Plusieurs réponses sont possibles : on peut être tenté de dire que Keynes écrivait dans un contexte différent de la crise actuelle, on ne peut donc transposer simplement des analyses qui s'appliquaient à la période de l'entre-deux-guerres. Autre réaction : on avait oublié les messages importants de Keynes, la crise actuelle conduit à relativiser les analyses développées depuis plus de 60 ans pour retrouver les idées de l'auteur de la Théorie générale de l'emploi, de l'intérêt et de la monnaie[3]. Où enfin, on peut s'interroger sur les ambiguïtés de la théorie du chômage de Keynes qui ont favorisé le développement des controverses entre différents courants de l'analyse économique.
Quelle que soit la réponse que l'on serait tenté d'adopter, il est nécessaire de commencer par se pencher sur le processus d'élaboration de l'analyse du chômage chez Keynes depuis les années 1920, pour insister sur les apports ambigus de la Théorie générale, avant de se demander si l'héritage de Keynes a été trahi ou si la démonstration du chômage involontaire reste à faire. Notre plan suivra ces étapes du raisonnement afin de mieux comprendre quelle peut-être l'actualité de Keynes pour définir des politiques de lutte contre le chômage dans le contexte de la crise actuelle.

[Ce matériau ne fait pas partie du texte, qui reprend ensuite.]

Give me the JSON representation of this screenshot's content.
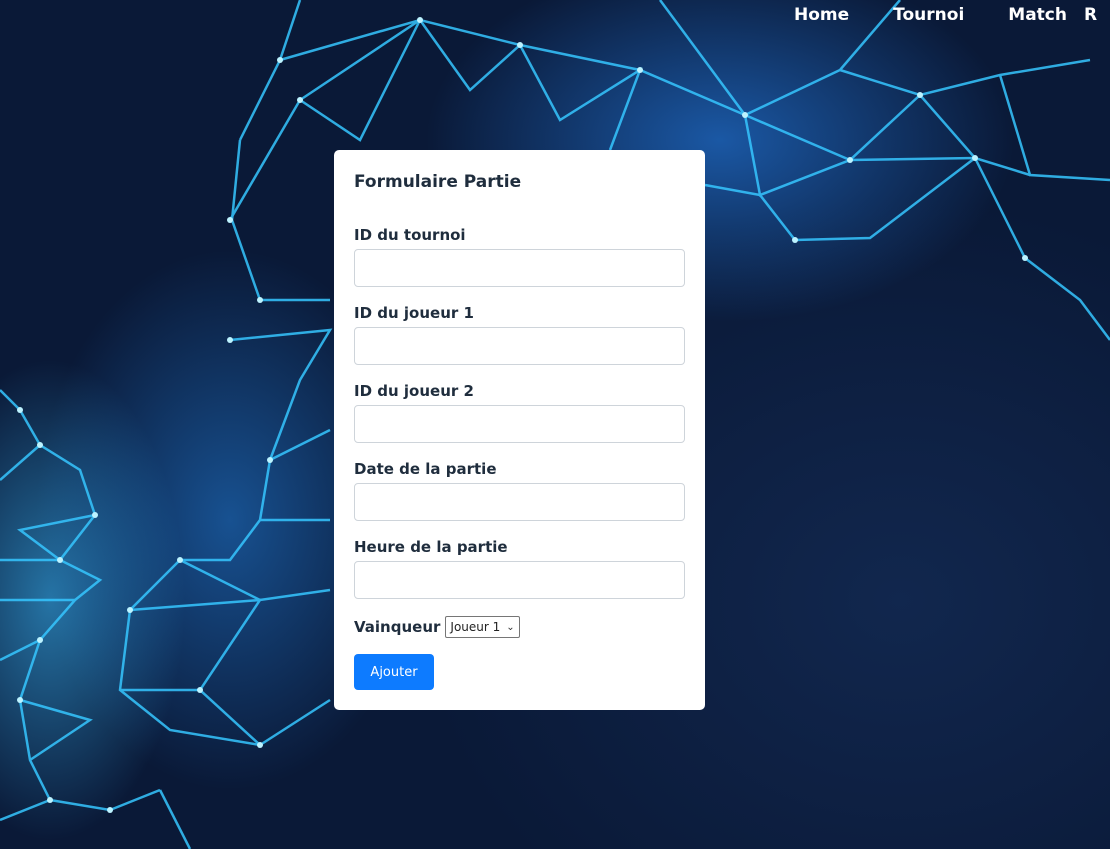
{
  "nav": {
    "items": [
      {
        "label": "Home"
      },
      {
        "label": "Tournoi"
      },
      {
        "label": "Match"
      },
      {
        "label": "R"
      }
    ]
  },
  "form": {
    "title": "Formulaire Partie",
    "fields": [
      {
        "label": "ID du tournoi",
        "value": ""
      },
      {
        "label": "ID du joueur 1",
        "value": ""
      },
      {
        "label": "ID du joueur 2",
        "value": ""
      },
      {
        "label": "Date de la partie",
        "value": ""
      },
      {
        "label": "Heure de la partie",
        "value": ""
      }
    ],
    "winner": {
      "label": "Vainqueur",
      "selected": "Joueur 1",
      "icon": "chevron-down-icon"
    },
    "submit_label": "Ajouter"
  },
  "colors": {
    "accent": "#0d7bff",
    "background": "#0b1d3a",
    "card": "#ffffff",
    "text": "#1f2d3d"
  }
}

1. La construction progressive de l'analyse du chômage chez Keynes.
Il nous faut d'abord retracer comment Keynes va développer une analyse du chômage qui ne sera pas fondée sur une théorie du marché du travail.

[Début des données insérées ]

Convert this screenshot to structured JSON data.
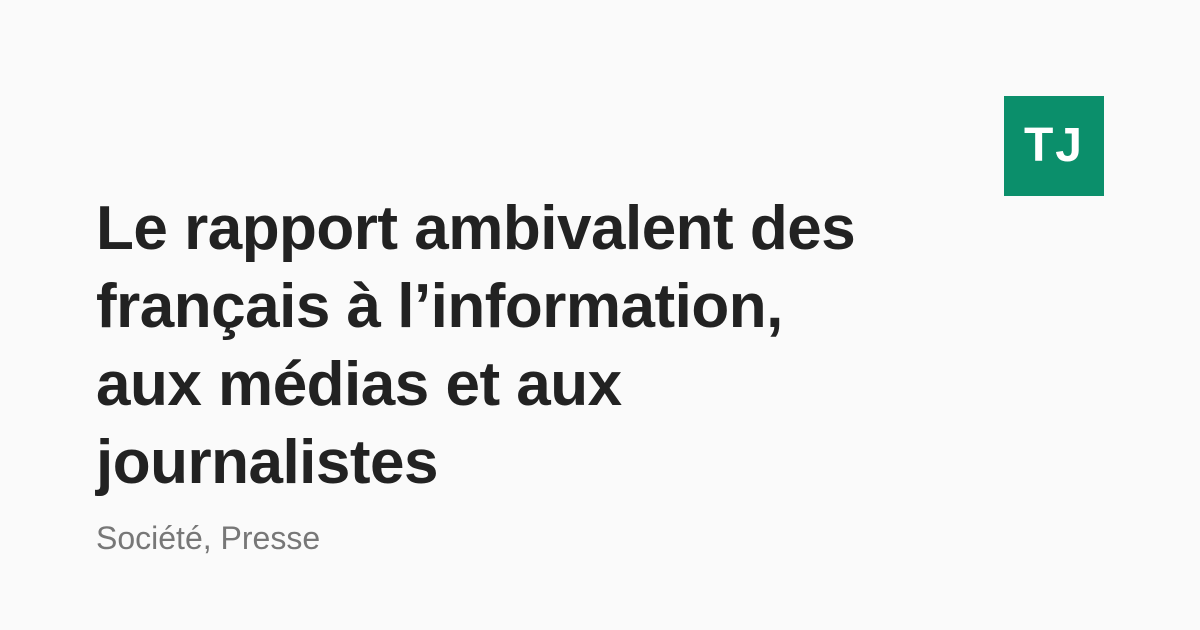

1.1. Une théorie construite sur l'expérience des années 1920-1930.
L'économie britannique connaît une récession marquée en 1920-1922 avec un taux de chômage supérieur à 20%. Malgré la reprise de 1923, le taux de chômage ne passera sous la barre des 10% qu'en 1924. Pendant toute cette période, les employeurs vont exercer une pression à la baisse sur les salaires qui se heurte à la résistance des syndicats.
Dès le 5 décembre 1922, dans une conférence devant l'Institut des banquiers, Keynes développe l'idée que les salaires monétaires sont plus rigides que les prix. Puis dès 1923, il ajoute le rôle de l'incertitude et le manque de confiance dans l'avenir au premier rang des causes du chômage.
Il suggère plusieurs types d'actions : la plus importante est l'action par la monnaie (critique de l'étalon-or qui conduit à la surévaluation de la £). Il suggère aussi de contrôler l'accroissement de la population (tendance malthusienne). Enfin, il évoque la nécessité d'une action volontaire des pouvoirs publics.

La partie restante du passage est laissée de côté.